Many enterprises migrate to AWS for agility, but as a cloud platform that consists mostly of managed services, it doesn't offer all the features a business might need. And this can be the case with VPCs.
Amazon Virtual Private Cloud has fairly restricted network visibility, and VPC Flow Logs -- which analyzes IP traffic -- also has limitations. As a result, some AWS customers turn to third-party tools, such as VMware Network Insight, for a detailed look into their network traffic across their IT architectures, and to simplify network operations.
VMware Network Insight
VMware Network Insight, a network and security analysis service, is one of the bevy of third-party options for enterprises to monitor their traffic. It provides network traffic details for workloads that run on the AWS public cloud and on a software-defined data center through VMware Cloud on AWS. Unlike vRealize Network Insight, which is deployed within an on-premises data center, Network Insight is a SaaS product.
When used with AWS, Network Insight collects VPC Flow Logs information, which contains metrics on security groups, EC2 instances, tags and more. For VMware on AWS environments, it collects IP flow information exports, as well as flow traffic from the vSphere Distributed Switch. Network Insight also gathers other details, such as routing tables, configurations and performance metrics. The service collects and analyzes data every 10 minutes to produce a granular view of network traffic distribution and patterns.
This information provides insight into application dependencies, and administrators can use it to monitor, audit and troubleshoot for network security. It also makes recommendations on potential security rules.
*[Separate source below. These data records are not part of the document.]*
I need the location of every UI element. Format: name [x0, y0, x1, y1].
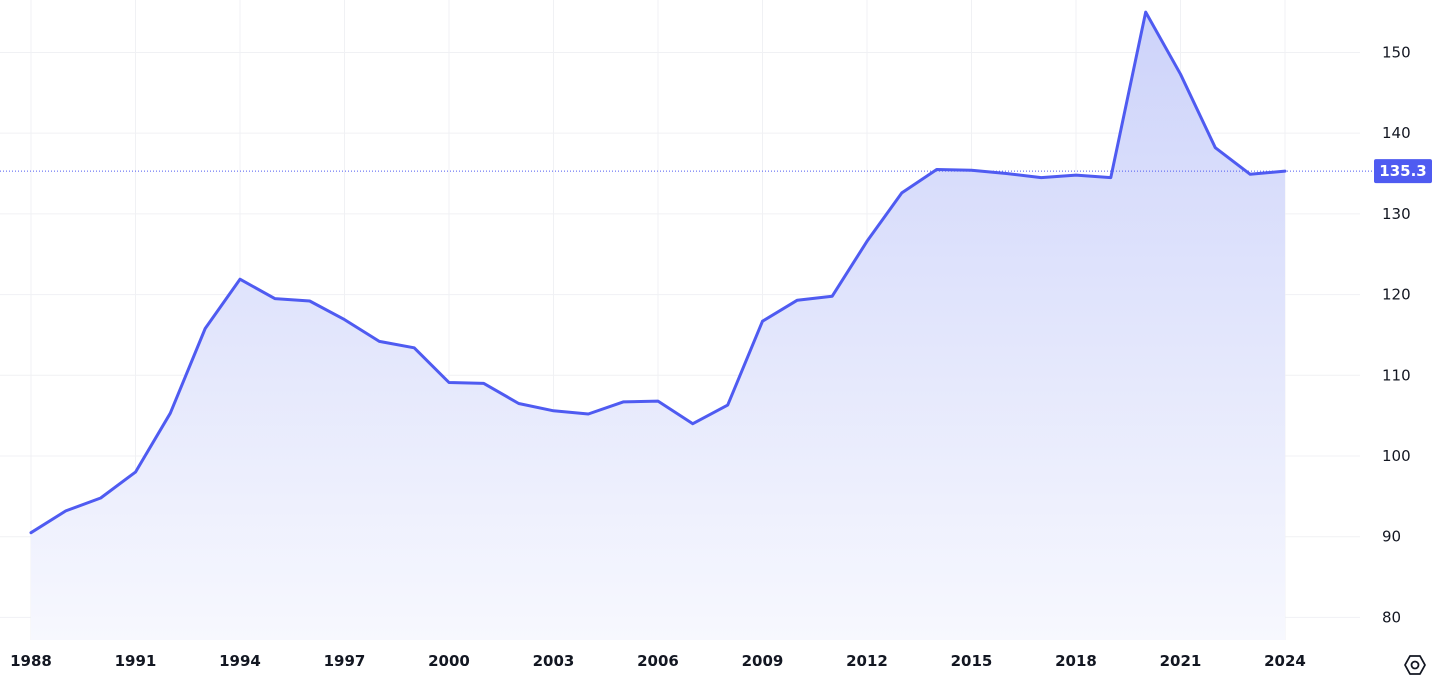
data-point-2002: [517, 402, 521, 406]
data-point-2006: [656, 399, 660, 403]
data-point-2001: [482, 381, 486, 385]
data-point-2007: [691, 422, 695, 426]
last-value-label-bg: [1374, 159, 1432, 184]
data-point-2023: [1248, 172, 1252, 176]
data-point-2024: [1283, 169, 1287, 173]
x-tick-label: 2000: [428, 652, 470, 670]
y-axis: 80 90 100 110 120 130 140 150: [1382, 43, 1411, 626]
data-point-1997: [343, 318, 347, 322]
data-point-2010: [795, 298, 799, 302]
data-point-2008: [726, 403, 730, 407]
y-tick-label: 80: [1382, 608, 1401, 626]
data-point-2013: [900, 191, 904, 195]
x-tick-label: 2006: [637, 652, 679, 670]
x-tick-label: 2003: [533, 652, 575, 670]
x-tick-label: 2021: [1160, 652, 1202, 670]
x-tick-label: 1988: [10, 652, 52, 670]
x-tick-label: 1994: [219, 652, 261, 670]
data-point-2019: [1109, 176, 1113, 180]
data-point-2012: [865, 239, 869, 243]
y-tick-label: 120: [1382, 286, 1411, 304]
data-point-1996: [308, 299, 312, 303]
data-point-1995: [273, 297, 277, 301]
last-value-label-text: 135.3: [1379, 162, 1426, 180]
settings-gear-icon[interactable]: [1402, 652, 1428, 678]
x-tick-label: 2018: [1055, 652, 1097, 670]
data-point-2011: [830, 294, 834, 298]
data-point-1993: [203, 326, 207, 330]
data-point-1998: [377, 339, 381, 343]
data-point-2004: [586, 412, 590, 416]
data-point-1994: [238, 277, 242, 281]
data-point-2021: [1179, 72, 1183, 76]
data-point-2000: [447, 381, 451, 385]
data-point-1991: [134, 470, 138, 474]
data-point-2022: [1213, 146, 1217, 150]
data-point-2017: [1039, 176, 1043, 180]
x-tick-label: 2012: [846, 652, 888, 670]
last-value-label: 135.3: [1374, 159, 1432, 184]
data-point-2018: [1074, 173, 1078, 177]
data-point-1988: [29, 531, 33, 535]
series-line: [29, 10, 1287, 535]
data-point-2009: [761, 319, 765, 323]
y-tick-label: 130: [1382, 205, 1411, 223]
x-tick-label: 2009: [742, 652, 784, 670]
x-tick-label: 2024: [1264, 652, 1306, 670]
y-tick-label: 100: [1382, 447, 1411, 465]
data-point-1989: [64, 509, 68, 513]
x-tick-label: 2015: [951, 652, 993, 670]
y-tick-label: 140: [1382, 124, 1411, 142]
data-point-2005: [621, 400, 625, 404]
data-point-1990: [99, 496, 103, 500]
y-tick-label: 110: [1382, 366, 1411, 384]
x-tick-label: 1991: [115, 652, 157, 670]
data-point-2020: [1144, 10, 1148, 14]
data-point-1992: [168, 411, 172, 415]
data-point-2015: [970, 168, 974, 172]
x-axis: 1988 1991 1994 1997 2000 2003 2006 2009 2012 2015…: [10, 652, 1306, 670]
series-area: [31, 12, 1285, 641]
y-tick-label: 90: [1382, 528, 1401, 546]
data-point-2016: [1004, 172, 1008, 176]
y-tick-label: 150: [1382, 43, 1411, 61]
x-tick-label: 1997: [324, 652, 366, 670]
data-point-1999: [412, 346, 416, 350]
data-point-2014: [935, 167, 939, 171]
data-point-2003: [552, 409, 556, 413]
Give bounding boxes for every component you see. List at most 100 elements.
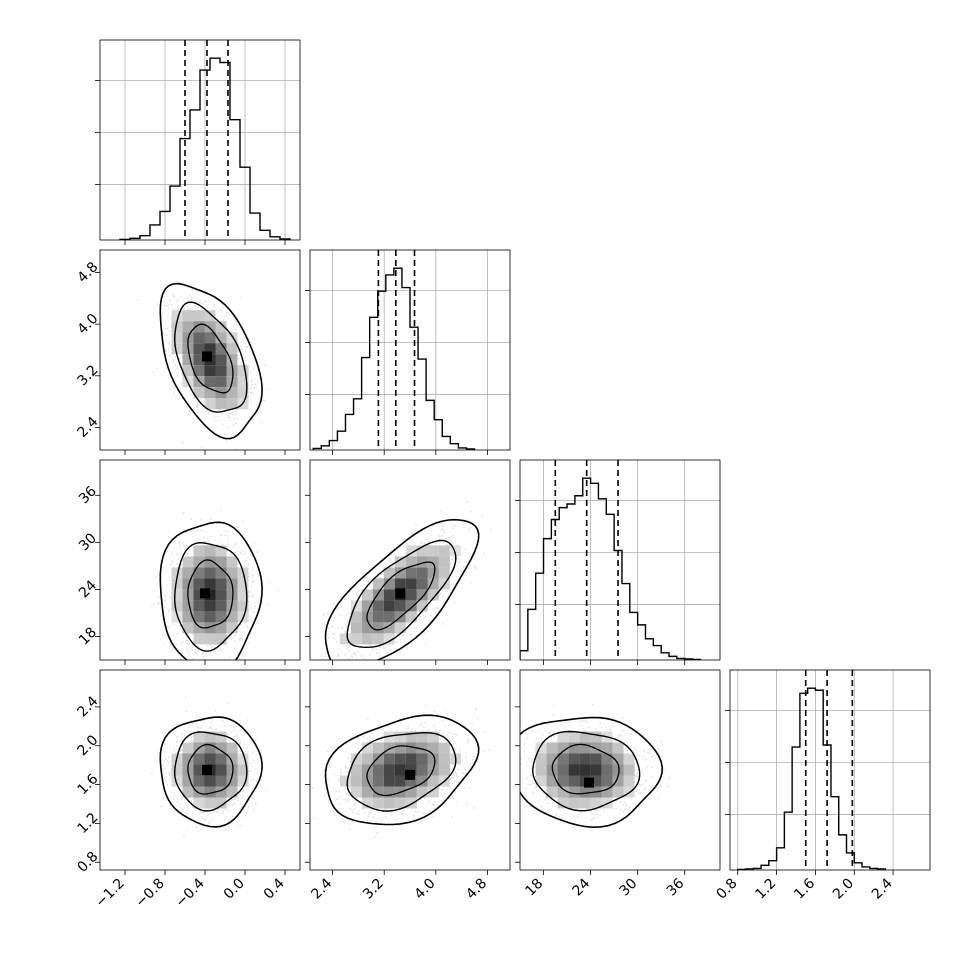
density-cell	[171, 567, 183, 579]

However, the service does have some drawbacks for AWS environments. VMware Network Insight is limited to what the VPC flow logs provide, so admins can't see traffic involving Amazon DNS servers or dynamic host configuration protocol, and results at a big disadvantage for troubleshooting certain security issues. Also, if multiple IP addresses are attached to a network interface, only the primary IP will be included in the logs as the destination address -- something that could limit visibility into networking patterns.
Search-driven network insights
VMware Network Insight is completely search-driven, so users can enter a query in the search bar and get insights about the desired resources. For example, an AWS instances or VMware virtual machines search would return a list along with the corresponding information about each group. Admins can filter queries using specific criteria to zero in on factors, such as the flow of data between two instances. This search functionality can be particularly helpful to troubleshoot connectivity issues, either locally or between remote locations.
For AWS customers, this tool can help pinpoint network issues, strengthen security or isolate application dependencies. Moreover, for VMware Cloud on AWS, Network Insight will provide information about packets dropped on NSX Edge Gateway, or NSX Edge high-availability status.
VMware Network Insight charges for hourly consumption, with some options for long-term commitments; it is currently available only in the U.S.